Con il sesto motivo di ricorso, si deduce la violazione del D.Lgs. n. 546 del 1992, artt. 10 e 18, in relazione all’art. 360 c.p.c., comma 1, n. 3), sempre per avere la CTR affermato che soggetto passivo dell’imposta è anche la disponente, B.A., non avvedendosi che la medesima non era stata parte nel procedimento (riunito) relativo all’impugnazione dell’avviso n. (OMISSIS), perchè l’Amministrazione non le aveva notificato tale atto.

Con il settimo motivo di ricorso, si deduce la violazione del D.L. n. 262 del 2006, art. 2, commi 47 e 49, conv. con modif. in L. n. 286 del 2006, in relazione all’art. 360 c.p.c., comma 1, n. 3), per avere la CTR affermato che soggetto passivo dell’imposta è anche il trustee, e comunque la violazione del D.P.R. n. 131 del 1986, art. 57, non potendo quest’ultimo essere considerato condebitore solidale.

2. Si deve prima di tutto rilevare che la ricorrente ha notificato il ricorso per cassazione anche ad M.A., M.E., M.F., che non hanno partecipato alle precedenti fasi di giudizio, deducendo che il trust è cessato il 30/04/2014 e che i beni dello stesso sono stati devoluti a questi ultimi, in qualità di beneficiari finali.

Tali notifiche assumono evidentemente la funzione di litis denuniatio, al fine di favorire l’eventuale intervento in giudizio dei desinatari, quali aventi causa del trustee (cfr. da ultimo Sez. 3, n. 25423 del 10/10/2019), i quali però, pur avendo ricevuto la notificazione, hanno ritenuto di non dover svolgere alcuna attività difensiva.

3. Sempre in via preliminare, si deve precisare che i due procedimenti, relativi all’impugnazione di due diversi avvisi di liquidazione per cui è causa, sebbene siano stati riuniti in grado di appello, sono comunque procedimenti che mantengono la loro distinzione e autonomia.

Come di recente ribadito da questa Corte, proprio con riferimento al processo tributario, la riunione formale di più cause connesse, lasciando immutata la posizione delle parti in ciascuna di esse, senza che le statuizioni riferite ad un processo si ripercuotano sull’altro, non altera l’autonomia delle relative domande e, quindi, delle relative decisioni, sicchè ciascuna di esse è soggetta al rispettivo regime riguardo alle forme ed ai termini di impugnazione.
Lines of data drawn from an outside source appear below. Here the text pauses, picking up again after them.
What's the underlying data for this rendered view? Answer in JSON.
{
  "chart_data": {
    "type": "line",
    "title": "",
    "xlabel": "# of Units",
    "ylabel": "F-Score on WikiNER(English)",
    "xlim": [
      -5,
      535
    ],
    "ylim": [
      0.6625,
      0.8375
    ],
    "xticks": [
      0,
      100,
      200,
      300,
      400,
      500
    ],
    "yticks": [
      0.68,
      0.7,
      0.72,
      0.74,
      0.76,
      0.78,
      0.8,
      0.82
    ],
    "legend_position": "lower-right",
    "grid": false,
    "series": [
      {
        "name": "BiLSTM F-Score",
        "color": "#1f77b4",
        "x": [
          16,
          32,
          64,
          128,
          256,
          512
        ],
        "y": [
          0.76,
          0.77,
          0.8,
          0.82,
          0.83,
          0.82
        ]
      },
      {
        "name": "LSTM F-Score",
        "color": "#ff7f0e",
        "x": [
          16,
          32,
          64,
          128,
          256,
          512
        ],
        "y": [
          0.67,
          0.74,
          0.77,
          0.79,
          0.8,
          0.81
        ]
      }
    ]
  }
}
Il principio di autonomia dei giudizi è, infatti, suscettibile di temperamento solo al fine di evitare un inutile aggravio degli oneri processuali, sempre che non ne risulti vulnerato il diritto di difesa (così Cass., Sez. 5, n. 25083 del 08/10/2019).

4. Passando, dunque, ad esaminare le singole censure, deve subito essere dichiarata l’inammissibilità del settimo motivo di ricorso per cassazione.

Con tale censura, la ricorrente – colei che ha istituito il trust e ha conferito in esso del denaro – ha impugnato la decisione della CTR, nella parte in cui ha affermato che il trustee era soggetto passivo dell’imposta, ravvisando anche una responsabilità solidale di quest’ultimo con la disponente.

In questo modo la parte ha fatto valere ragioni che solo il trustee è legittimato a proporre, in violazione dell’art. 81 c.p.c., secondo il quale nessuno può far valere nel processo un diritto altrui in nome proprio fuori dei casi previsti dalla legge (per l’applicazione del principio, sia pure in una fattispecie diversa, cfr. Sez. 1, n. 23571 del 09/10/2017).

La questione della legittimatio ad causam coinvolge la tutela del contraddittorio e mira a prevenire l’adozione di una sentenza inutiliter data, sicchè la relativa verifica deve essere compiuta in via preliminare anche d’ufficio in ogni stato e grado del processo (con il solo limite della formazione del giudicato interno sulla questione).

Nel caso di specie, il ricorso per cassazione è stato presentato solo dalla disponente, che, in base a quanto evidenziato, non può far valere i motivi di impugnazione personali del trustee, il cui ipotetico accoglimento, peraltro, non arrecherebbe alcun risultato utile alla medesima, non migliorando la sua esposizione debitoria nei confronti dell’erario.

5. Il primo e il secondo motivo di impugnazione possono essere esaminati congiuntamente, perchè riguardano una stessa censura, solo diversamente qualificata, rivelandosi entrambi infondati.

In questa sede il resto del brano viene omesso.